The NGINX security page also shows another MP4-module issue, CVE-2026-27784, disclosed alongside this one, with the same vulnerable and fixed Open Source version ranges. That makes patching even more urgent for teams that rely on MP4 handling.

How to reduce risk right now

The cleanest fix is to update to a patched release. That removes the vulnerable code path and closes the issue at the source.

If you cannot patch immediately, you should disable MP4 processing where possible. The flaw requires both the module and the mp4 directive, so removing that directive from active configs cuts off the attack path described in the advisory.

You should also limit who can upload or publish media on affected systems. The bug only becomes exploitable if an attacker can make NGINX process a crafted MP4, so tighter publishing controls reduce exposure. That does not replace patching, but it helps lower risk during a maintenance delay.

Immediate actions

  • Update NGINX Open Source to 1.29.7 or 1.28.3 and later supported builds.
  • Update NGINX Plus to the latest patched branch available for your deployment.
  • Search configs for the mp4 directive and disable it if you do not need MP4 pseudo-streaming.
  • Restrict media upload and publishing rights to trusted users only.
  • Review internet-facing media endpoints first, since they carry the highest exposure.

FAQ

What is CVE-2026-32647?

It is a vulnerability in NGINX’s ngx_http_mp4_module that can let an attacker crash worker processes and may lead to code execution if a specially crafted MP4 file gets processed.

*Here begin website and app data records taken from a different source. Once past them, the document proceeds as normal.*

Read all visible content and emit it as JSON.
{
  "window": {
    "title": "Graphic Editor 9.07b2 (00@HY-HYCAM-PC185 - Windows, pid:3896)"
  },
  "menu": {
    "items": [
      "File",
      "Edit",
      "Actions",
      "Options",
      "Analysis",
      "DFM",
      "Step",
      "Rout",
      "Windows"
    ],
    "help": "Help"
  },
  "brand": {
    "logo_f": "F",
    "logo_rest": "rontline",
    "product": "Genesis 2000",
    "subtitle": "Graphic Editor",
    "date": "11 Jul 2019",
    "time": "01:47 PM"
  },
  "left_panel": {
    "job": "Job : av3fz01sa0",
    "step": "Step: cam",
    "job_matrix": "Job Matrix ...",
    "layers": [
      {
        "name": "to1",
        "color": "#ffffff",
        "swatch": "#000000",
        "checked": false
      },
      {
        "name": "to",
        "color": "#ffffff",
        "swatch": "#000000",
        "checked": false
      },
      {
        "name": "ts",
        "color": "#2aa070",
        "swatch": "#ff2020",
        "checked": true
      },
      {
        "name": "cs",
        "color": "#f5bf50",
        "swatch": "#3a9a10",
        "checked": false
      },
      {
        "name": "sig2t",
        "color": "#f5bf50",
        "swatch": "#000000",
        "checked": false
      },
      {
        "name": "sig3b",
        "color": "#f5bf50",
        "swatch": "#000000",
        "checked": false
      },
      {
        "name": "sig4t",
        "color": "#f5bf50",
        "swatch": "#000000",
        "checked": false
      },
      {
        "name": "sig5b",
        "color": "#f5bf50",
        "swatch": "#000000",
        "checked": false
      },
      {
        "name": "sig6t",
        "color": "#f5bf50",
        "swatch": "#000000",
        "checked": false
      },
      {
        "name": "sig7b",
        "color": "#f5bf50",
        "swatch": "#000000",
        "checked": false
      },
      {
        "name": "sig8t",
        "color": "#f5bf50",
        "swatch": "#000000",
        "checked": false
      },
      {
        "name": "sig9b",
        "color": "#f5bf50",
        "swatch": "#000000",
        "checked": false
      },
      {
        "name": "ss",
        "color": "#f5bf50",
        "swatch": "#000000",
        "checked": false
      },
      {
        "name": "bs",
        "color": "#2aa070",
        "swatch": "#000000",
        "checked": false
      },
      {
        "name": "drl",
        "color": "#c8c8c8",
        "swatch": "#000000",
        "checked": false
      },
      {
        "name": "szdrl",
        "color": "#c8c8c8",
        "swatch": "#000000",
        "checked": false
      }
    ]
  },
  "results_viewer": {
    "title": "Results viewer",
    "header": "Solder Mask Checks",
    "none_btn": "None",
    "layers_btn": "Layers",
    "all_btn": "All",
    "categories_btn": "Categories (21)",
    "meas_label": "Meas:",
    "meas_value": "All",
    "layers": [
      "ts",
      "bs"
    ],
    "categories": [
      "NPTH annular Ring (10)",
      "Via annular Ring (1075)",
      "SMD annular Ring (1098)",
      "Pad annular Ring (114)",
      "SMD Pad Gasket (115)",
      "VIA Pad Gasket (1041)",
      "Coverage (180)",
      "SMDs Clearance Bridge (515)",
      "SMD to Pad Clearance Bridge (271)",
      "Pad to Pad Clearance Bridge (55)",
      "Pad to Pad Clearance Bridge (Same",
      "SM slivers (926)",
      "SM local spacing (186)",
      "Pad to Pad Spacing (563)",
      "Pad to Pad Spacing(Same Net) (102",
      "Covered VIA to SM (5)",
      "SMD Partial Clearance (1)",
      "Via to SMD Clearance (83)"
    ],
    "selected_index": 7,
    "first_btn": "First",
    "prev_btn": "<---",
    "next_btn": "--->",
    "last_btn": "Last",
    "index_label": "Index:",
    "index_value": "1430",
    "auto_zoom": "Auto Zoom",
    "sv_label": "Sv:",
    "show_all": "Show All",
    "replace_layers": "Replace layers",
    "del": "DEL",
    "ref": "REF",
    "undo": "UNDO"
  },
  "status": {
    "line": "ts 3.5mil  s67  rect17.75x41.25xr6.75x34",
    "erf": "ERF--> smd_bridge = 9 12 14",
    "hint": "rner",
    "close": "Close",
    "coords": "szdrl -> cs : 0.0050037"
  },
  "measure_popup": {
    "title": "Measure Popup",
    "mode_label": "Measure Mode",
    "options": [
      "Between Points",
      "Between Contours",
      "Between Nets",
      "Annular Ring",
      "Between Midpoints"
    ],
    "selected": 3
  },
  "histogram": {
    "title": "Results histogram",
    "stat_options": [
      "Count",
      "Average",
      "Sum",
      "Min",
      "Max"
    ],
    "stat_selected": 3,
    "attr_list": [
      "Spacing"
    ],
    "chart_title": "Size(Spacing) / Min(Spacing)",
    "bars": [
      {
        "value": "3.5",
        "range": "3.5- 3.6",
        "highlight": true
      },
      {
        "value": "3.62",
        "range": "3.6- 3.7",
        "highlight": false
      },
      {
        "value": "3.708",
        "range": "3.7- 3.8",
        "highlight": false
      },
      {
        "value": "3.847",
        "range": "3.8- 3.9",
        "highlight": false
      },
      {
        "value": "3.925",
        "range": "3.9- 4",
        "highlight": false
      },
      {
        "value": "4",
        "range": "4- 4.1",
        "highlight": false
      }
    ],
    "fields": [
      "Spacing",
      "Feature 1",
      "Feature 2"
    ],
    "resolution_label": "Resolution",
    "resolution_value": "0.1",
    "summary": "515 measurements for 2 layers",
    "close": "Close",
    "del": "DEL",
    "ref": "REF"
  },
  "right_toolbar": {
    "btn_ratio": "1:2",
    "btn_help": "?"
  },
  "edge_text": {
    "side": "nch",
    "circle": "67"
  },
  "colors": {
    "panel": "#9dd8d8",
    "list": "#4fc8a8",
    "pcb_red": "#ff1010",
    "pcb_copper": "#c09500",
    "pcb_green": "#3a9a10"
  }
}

Is this remote code execution?

F5 and NVD say code execution is possible, but the public wording stays cautious. The guaranteed impact in the advisory is worker termination, while code execution remains a potential outcome rather than a confirmed default result.

Are all NGINX servers affected?

No. The attack path requires the ngx_http_mp4_module, and the mp4 directive must be used in the configuration. NGINX Open Source is not exposed unless admins built and enabled that module.